La arqueología ha constatado para el siglo VIII y fundamentalmente para el VII a.n.e. cambios en los sistemas de hábitat y de ocupación del territorio que evidencian una transformación en las estructuras del sistema social del final de la Edad del Bronce. De todos los cambios, el fenómeno de la nuclearización como consecuencia de un proceso múltiple de aglomeración aldeana es posiblemente el más importante y el que mejor puede leerse desde la arqueología. Efectivamente, durante esos siglos, con algunos antecedentes en las fases previas, comienza a producirse un fenómeno de aglomeración de la población aldeana en sitios, diversos en su tipología pero que en todos los casos se plantea con un denominador común: concentración en sitios dotados de buenas posibilidades estratégicas y económicas y donde o no había ocupación anterior o si la había, salvo algunas excepciones, era muy limitada respecto a la nueva situación.

Pero si la concentración aldeana era ya un factor de transformación del paisaje de primer orden, el siguiente paso, la construcción de grandes fortificaciones y el diseño en su interior de un auténtico plan de urbanización, fue aun más sintomático de los cambios que se estaban produciendo. El espacio fortificado se convirtió en el límite que a la postre acabaría definiendo las primeras ciudades de la antigua área tartéssica (?), creando también un nuevo modelo de asentamiento: el oppidum. Este, en sí mismo, en su estructura espacial y simbólica es el nuevo marco de las relaciones que desde el siglo VI a.n.e. definen a la sociedad aristocrática ibérica. Al convertirse en la única unidad de residencia y de control del territorio, en un proceso que comenzado en la fechas indicadas no culmina hasta inicios del siglo V a.n.e. es el ámbito espacial donde se dirimieron los conflictos que aristócratas y los clientes de estos sin duda plantearon en una sociedad de marcada desigualdad con la mayoría de la población sometida al régimen de la servidumbre clientelar.

Sin embargo el proceso no fue ni simultáneo en el tiempo ni con los mismos desarrollos: los diferentes planteamientos territoriales que se observan en la Alta Andalucía pueden vincularse con las diferencias en cuanto a la organización social y desarrollo socioeconómico que se presentaban entre las antiguas étnias preibéricas. Estas pudieron haber reaccionado de manera distinta al inicio del nuevo orden que se estaba configurando. Y así, aunque no estamos en condiciones de fijar nítidamente los límites entre las distintas unidades, la arqueología nos permite una aproximación al problema a partir de la lectura de los sistemas de ocupación del territorio en el área.
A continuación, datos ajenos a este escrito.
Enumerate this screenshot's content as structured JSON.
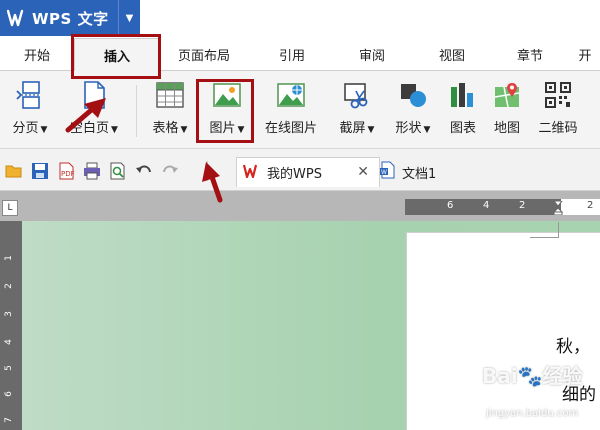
{
  "app": {
    "title": "WPS 文字",
    "logo": "W"
  },
  "tabs": [
    {
      "label": "开始"
    },
    {
      "label": "插入"
    },
    {
      "label": "页面布局"
    },
    {
      "label": "引用"
    },
    {
      "label": "审阅"
    },
    {
      "label": "视图"
    },
    {
      "label": "章节"
    },
    {
      "label": "开"
    }
  ],
  "active_tab": "插入",
  "ribbon": {
    "page_break": "分页",
    "blank_page": "空白页",
    "table": "表格",
    "picture": "图片",
    "online_picture": "在线图片",
    "screenshot": "截屏",
    "shapes": "形状",
    "chart": "图表",
    "map": "地图",
    "qrcode": "二维码"
  },
  "doc_tabs": [
    {
      "label": "我的WPS"
    },
    {
      "label": "文档1"
    }
  ],
  "ruler": {
    "h_ticks": [
      "6",
      "4",
      "2",
      "2"
    ],
    "v_ticks": [
      "1",
      "2",
      "3",
      "4",
      "5",
      "6",
      "7"
    ]
  },
  "document": {
    "line1": "秋，",
    "line2": "细的"
  },
  "watermark": {
    "brand": "Bai",
    "brand2": "经验",
    "url": "jingyan.baidu.com"
  },
  "colors": {
    "app_blue": "#2b63b8",
    "highlight": "#a30f12",
    "canvas": "#a8d3b1",
    "ribbon_bg": "#f4f4f4"
  }
}
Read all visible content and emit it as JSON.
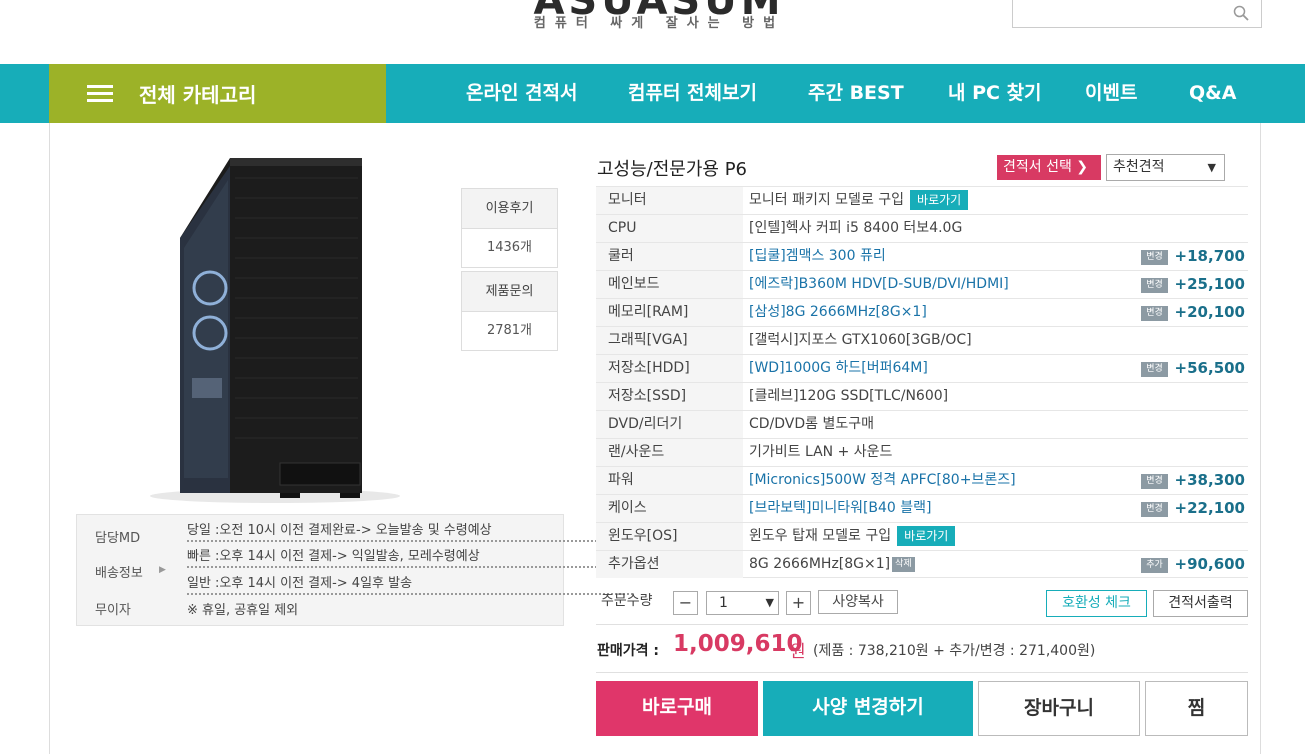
{
  "header": {
    "logo": "ASUASUM",
    "tagline": "컴퓨터 싸게 잘사는 방법",
    "search_placeholder": ""
  },
  "nav": {
    "category": "전체 카테고리",
    "items": [
      "온라인 견적서",
      "컴퓨터 전체보기",
      "주간 BEST",
      "내 PC 찾기",
      "이벤트",
      "Q&A"
    ]
  },
  "side": {
    "review_label": "이용후기",
    "review_count": "1436개",
    "qna_label": "제품문의",
    "qna_count": "2781개"
  },
  "shipping": {
    "md_label": "담당MD",
    "ship_label": "배송정보",
    "free_label": "무이자",
    "line1": "당일 :오전 10시 이전 결제완료-> 오늘발송 및 수령예상",
    "line2": "빠른 :오후 14시 이전 결제-> 익일발송, 모레수령예상",
    "line3": "일반 :오후 14시 이전 결제-> 4일후 발송",
    "line4": "※ 휴일, 공휴일 제외"
  },
  "product": {
    "title": "고성능/전문가용 P6",
    "quote_button": "견적서 선택 ❯",
    "quote_select": "추천견적"
  },
  "specs": [
    {
      "key": "모니터",
      "value": "모니터 패키지 모델로 구입",
      "goto": "바로가기"
    },
    {
      "key": "CPU",
      "value": "[인텔]헥사 커피 i5 8400 터보4.0G"
    },
    {
      "key": "쿨러",
      "value": "[딥쿨]겜맥스 300 퓨리",
      "badge": "변경",
      "price": "+18,700"
    },
    {
      "key": "메인보드",
      "value": "[에즈락]B360M HDV[D-SUB/DVI/HDMI]",
      "badge": "변경",
      "price": "+25,100"
    },
    {
      "key": "메모리[RAM]",
      "value": "[삼성]8G 2666MHz[8G×1]",
      "badge": "변경",
      "price": "+20,100"
    },
    {
      "key": "그래픽[VGA]",
      "value": "[갤럭시]지포스 GTX1060[3GB/OC]"
    },
    {
      "key": "저장소[HDD]",
      "value": "[WD]1000G 하드[버퍼64M]",
      "badge": "변경",
      "price": "+56,500"
    },
    {
      "key": "저장소[SSD]",
      "value": "[클레브]120G SSD[TLC/N600]"
    },
    {
      "key": "DVD/리더기",
      "value": "CD/DVD롬 별도구매"
    },
    {
      "key": "랜/사운드",
      "value": "기가비트 LAN + 사운드"
    },
    {
      "key": "파워",
      "value": "[Micronics]500W 정격 APFC[80+브론즈]",
      "badge": "변경",
      "price": "+38,300"
    },
    {
      "key": "케이스",
      "value": "[브라보텍]미니타워[B40 블랙]",
      "badge": "변경",
      "price": "+22,100"
    },
    {
      "key": "윈도우[OS]",
      "value": "윈도우 탑재 모델로 구입",
      "goto": "바로가기"
    },
    {
      "key": "추가옵션",
      "value": "8G 2666MHz[8G×1]",
      "del": "삭제",
      "badge": "추가",
      "price": "+90,600"
    }
  ],
  "order": {
    "qty_label": "주문수량",
    "minus": "−",
    "qty": "1",
    "plus": "+",
    "copy": "사양복사",
    "compat": "호환성 체크",
    "print": "견적서출력"
  },
  "price": {
    "label": "판매가격 :",
    "value": "1,009,610",
    "unit": "원",
    "detail": "(제품 : 738,210원 + 추가/변경 : 271,400원)"
  },
  "actions": {
    "buy": "바로구매",
    "change": "사양 변경하기",
    "cart": "장바구니",
    "wish": "찜"
  }
}
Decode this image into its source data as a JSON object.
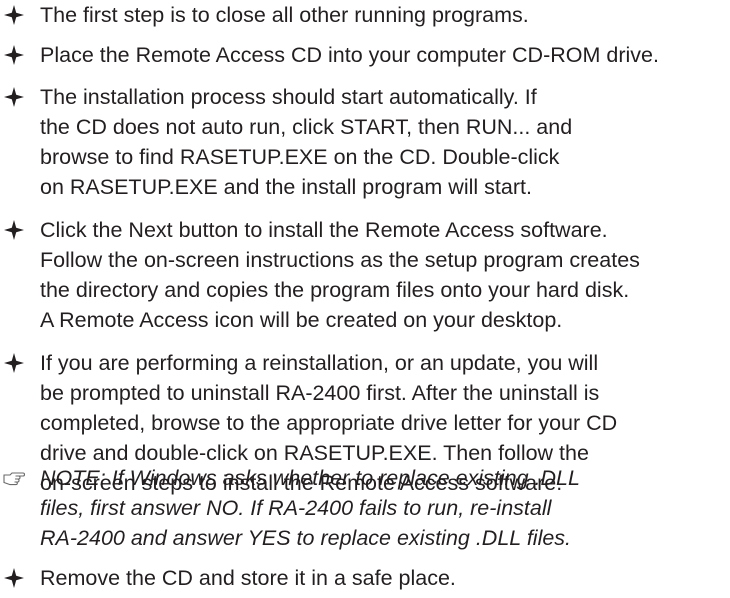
{
  "document": {
    "items": [
      {
        "kind": "step",
        "marker": "four-point-star-icon",
        "lines": [
          "The first step is to close all other running programs."
        ]
      },
      {
        "kind": "step",
        "marker": "four-point-star-icon",
        "lines": [
          "Place the Remote Access CD into your computer CD-ROM drive."
        ]
      },
      {
        "kind": "step",
        "marker": "four-point-star-icon",
        "lines": [
          "The installation process should start automatically. If",
          "the CD does not auto run, click START, then RUN... and",
          "browse to find RASETUP.EXE on the CD. Double-click",
          "on RASETUP.EXE and the install program will start."
        ]
      },
      {
        "kind": "step",
        "marker": "four-point-star-icon",
        "lines": [
          "Click the Next button to install the Remote Access software.",
          "Follow the on-screen instructions as the setup program creates",
          "the directory and copies the program files onto your hard disk.",
          "A Remote Access icon will be created on your desktop."
        ]
      },
      {
        "kind": "step",
        "marker": "four-point-star-icon",
        "lines": [
          "If you are performing a reinstallation, or an update, you will",
          "be prompted to uninstall RA-2400 first. After the uninstall is",
          "completed, browse to the appropriate drive letter for your CD",
          "drive and double-click on RASETUP.EXE. Then follow the",
          "on-screen steps to install the Remote Access software."
        ]
      },
      {
        "kind": "note",
        "marker": "pointing-hand-icon",
        "lines": [
          "NOTE: If Windows asks whether to replace existing .DLL",
          "files, first answer NO. If RA-2400 fails to run, re-install",
          "RA-2400 and answer YES to replace existing .DLL files."
        ]
      },
      {
        "kind": "step",
        "marker": "four-point-star-icon",
        "lines": [
          "Remove the CD and store it in a safe place."
        ]
      }
    ]
  }
}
De hecho, en la actual Provincia de Jaén se han documentado claramente dos modelos que comenzaron a configurarse en los momentos finales del s. VII a.n.e. y que se expresaron en todo su desarrollo a lo largo del s. VI a.n.e. Las claras diferencias entre uno y otro incluso han permitido establecer la hipótesis de la existencia de una frontera que pudo ser política pero más convincentemente étnica.

El estudio de la tipología del hábitat en la actual provincia de Jaén y en la vecina de Córdoba presenta, para los momentos finales del siglo VII e inicios del VI a.n.e. cuatro formas diferentes de asentamiento:

1. Oppida: poblados dotados de potentes y complejas fortificaciones y desarrollados sistemas de urbanización, con diferente tipología y tamaño como Torrejón (en torno a 2 has), Plaza de Armas de Puente Tablas (6 has) o Cerro Villargordo (16 has) o Torreparedones (10 has), corresponderían a esta categoría.
2. Torres: asentamientos de claro carácter estratégico, fortificados y con amplia visibilidad, pensados para controlar el territorio de forma articulada con los oppida, lo que conlleva su definición como torres. Entre estas pueden citarse el Cerro de la Coronilla de Cazalilla (Ruiz et alii 1983) o la Atalaya de La Higuera.
3. Asentamientos en llano: de reducidas dimensiones, apenas 1000 metros cuadrados en algunos casos, La excavación de uno de estos sitios, las Calañas de Marmolejo (Molinos et alii 1994), ha permitido fijar la tipología de los mismos: en llano, vinculados a las mejores tierras de la Campiña y Vega del Guadalquivir y sus afluentes desde el Sur, no presentan fortificación alguna y tienen una clara vinculación al sector agrícola que se deduce de su propia ubicación y de la tecnología asociada a su cultura material, lo que impide su especialización en otras actividades productivas, como en el caso de las Calañas en la fabricación de vajillas de cerámica gris a torno.
4. Aldeas: se documentan algunos asentamientos, de pequeño tamaño pero superiores a los asentamientos en llano, en torno a 0.5 has. En general no tienen un importante control territorial aunque en algunos casos pudieron haber estado dotadas de algún sistema de defensas o incluso de fortificación.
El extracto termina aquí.